Wednesday, January 30, 2008

This is no surprise at all. Trujillo is a disaster

Telstra using 'plastic bags' to patch lines

THOUSANDS of people are having their phones cut off every time it rains because cost-cutting by Telstra means the lines are no longer waterproof and sometimes protected only by children's lunch bags. The Daily Telegraph has learned the number of faults skyrocketed to more than 5000 problems during the rains last week, compared to an average of 1000 in normal conditions. The problem is so severe that parts of NSW are referred to as "Baghdad" because the plastic bag patch-up technique is so prevalent.

The situation follows massive job cuts as part of the controversial cost-cutting program embarked on by Telstra CEO Sol Trujillo in 2005. The telco, which posted a $3.3 billion profit last year, has slashed thousands of technician jobs in the past 18 months, causing a massive backlog of work and leaving phone lines unprotected from the elements.

The situation hit crisis point last week when Telstra bosses were forced to issue a desperate directive asking technicians to work double time to clear the backlog. One text message obtained by The Daily Telegraph states: "Total volume is 5233 & we are currently in contingency mode. All efforts to complete ALL TOW's (tickets of work - fault reports) will be greatly appreciated."
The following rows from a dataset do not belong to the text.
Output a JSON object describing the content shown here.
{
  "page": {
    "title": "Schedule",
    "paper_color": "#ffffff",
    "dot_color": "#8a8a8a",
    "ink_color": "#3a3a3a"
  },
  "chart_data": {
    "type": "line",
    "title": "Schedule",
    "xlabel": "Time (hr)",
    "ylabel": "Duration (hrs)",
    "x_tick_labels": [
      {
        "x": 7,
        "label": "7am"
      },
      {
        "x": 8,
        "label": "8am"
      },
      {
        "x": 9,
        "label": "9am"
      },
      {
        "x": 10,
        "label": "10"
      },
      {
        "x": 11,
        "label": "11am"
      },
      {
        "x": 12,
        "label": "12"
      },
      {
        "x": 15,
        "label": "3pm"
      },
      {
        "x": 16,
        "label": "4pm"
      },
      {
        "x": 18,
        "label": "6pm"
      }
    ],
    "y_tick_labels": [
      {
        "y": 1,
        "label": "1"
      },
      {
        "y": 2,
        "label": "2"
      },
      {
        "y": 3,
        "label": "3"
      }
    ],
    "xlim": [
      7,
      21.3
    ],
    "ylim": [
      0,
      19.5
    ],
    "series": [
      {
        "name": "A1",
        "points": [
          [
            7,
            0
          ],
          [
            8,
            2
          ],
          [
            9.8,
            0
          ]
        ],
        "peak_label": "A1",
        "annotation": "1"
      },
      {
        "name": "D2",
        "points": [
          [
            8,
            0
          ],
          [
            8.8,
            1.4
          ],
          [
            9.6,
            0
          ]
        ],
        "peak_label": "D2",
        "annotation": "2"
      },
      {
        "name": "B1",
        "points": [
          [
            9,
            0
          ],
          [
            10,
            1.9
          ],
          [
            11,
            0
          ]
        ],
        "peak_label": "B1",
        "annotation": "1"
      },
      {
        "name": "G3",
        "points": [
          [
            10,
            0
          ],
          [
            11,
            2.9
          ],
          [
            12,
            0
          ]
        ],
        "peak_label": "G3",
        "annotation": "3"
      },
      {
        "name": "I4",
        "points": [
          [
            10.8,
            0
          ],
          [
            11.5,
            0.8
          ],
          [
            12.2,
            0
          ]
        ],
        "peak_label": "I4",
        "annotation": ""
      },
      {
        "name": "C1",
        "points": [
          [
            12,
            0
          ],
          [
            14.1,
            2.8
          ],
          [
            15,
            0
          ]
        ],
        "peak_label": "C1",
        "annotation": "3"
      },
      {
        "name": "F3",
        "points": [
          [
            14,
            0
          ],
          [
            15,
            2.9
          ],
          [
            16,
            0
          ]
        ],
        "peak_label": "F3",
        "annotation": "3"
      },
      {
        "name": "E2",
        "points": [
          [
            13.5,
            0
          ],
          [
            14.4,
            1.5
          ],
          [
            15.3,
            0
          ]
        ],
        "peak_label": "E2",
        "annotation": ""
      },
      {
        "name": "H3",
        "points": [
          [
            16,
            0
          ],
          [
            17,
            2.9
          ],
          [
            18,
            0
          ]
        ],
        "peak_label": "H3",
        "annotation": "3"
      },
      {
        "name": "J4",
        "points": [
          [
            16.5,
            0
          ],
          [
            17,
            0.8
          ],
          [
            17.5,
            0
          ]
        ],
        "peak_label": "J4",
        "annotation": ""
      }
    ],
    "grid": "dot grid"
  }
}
Workers say Telstra's squeeze on technician numbers over the past 18 months - a cut of 2600 nationwide, including 550 in Sydney - has meant up to 50 lines in each underground footpath box are not properly protected. In many cases technicians, overloaded with the 500 per cent increase in workload, are forced to do hasty patch-up jobs with tape and plastic bags. They then put in a request for an outside contractor to complete the job but often this is not done in time, leaving the lines exposed to water.

The Communications Electrical and Plumbing Union said Telstra's cost-cutting was to blame for a massive spike in faults. "These rising high volumes of faults are caused by Telstra's ongoing program of retrenching skilled communications technicians and major cutbacks to the maintenance of Telstra's copper cable network," assistant secretary Steve Dodd said. "Hundreds of skilled communication technicians have been made redundant in Sydney over the past 18 months following Telstra's CEO Sol Trujillo's announcement in 2005 to reduce its workforce by 12,000." Mr Dodd said there were safety concerns with people's phones being cut off at times of storms, floods and other extreme weather. The CEPU warned people to be prepared for a deterioration of services, including lengthy delays.